I have no idea to do this, so I'd really appreciate any help you could give.
On
In a totally elementary fashion, note first that the integer prime $2$ has become a unit in this ring $R$.
Now show that every element of $R$, which is not zero nor a unit, can be written, up to unit factors, as the product of odd integer primes. (Just note that in the representation $2^{a} b$, you may take $b$ to be odd.)

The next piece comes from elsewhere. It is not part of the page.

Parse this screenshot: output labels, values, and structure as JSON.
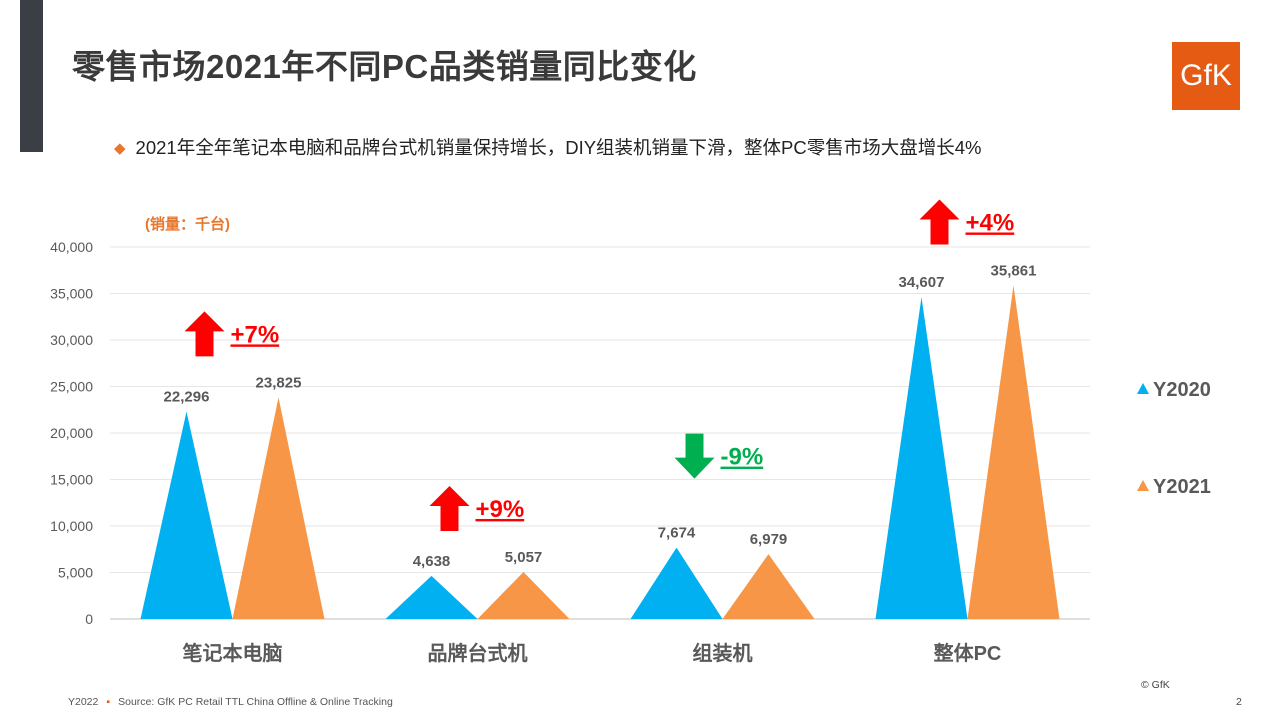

And then, show that the odd integer primes remain prime in $R$. (Let $p$ be such a prime, and suppose it divides $2^{a_{1}} b_{1} \cdot 2^{a_{2}} b_{2}$ in $R$ (thus $a_{i}, b_{i}$ are integers). Then it divides $2^{a} b_{1} b_{2}$ in $\mathbb{Z}$ for some $a \ge 0$, and thus it divides either $b_{1}$ or $b_{2}$.)
On
We write $b$ into the form $b = 2^ic$, while c is an odd integer. And $2^ab=2^a(2^ic)$
If $c=1$, $2^ab=2^a2^i$ which is a unit
If $c$ is a composite number, for example $c=xy$, then $2^ab=x2^a*y2^i$, which is reducible
Only if $c$ is an odd prime, $2^ab$ is irreducible
In conclusion, the irreducible elements can be written in the form $2^ab$, while $b = 2^i*p$
($p$ is an odd prime)
This is the localisation of $\mathbb Z$ at two. Thus, it is also a UFD. Hence, the irreducible elements are precisely the primes, and by the correspondence theorem, these are the primes $p \neq 2$ multiplied by some power of $2$.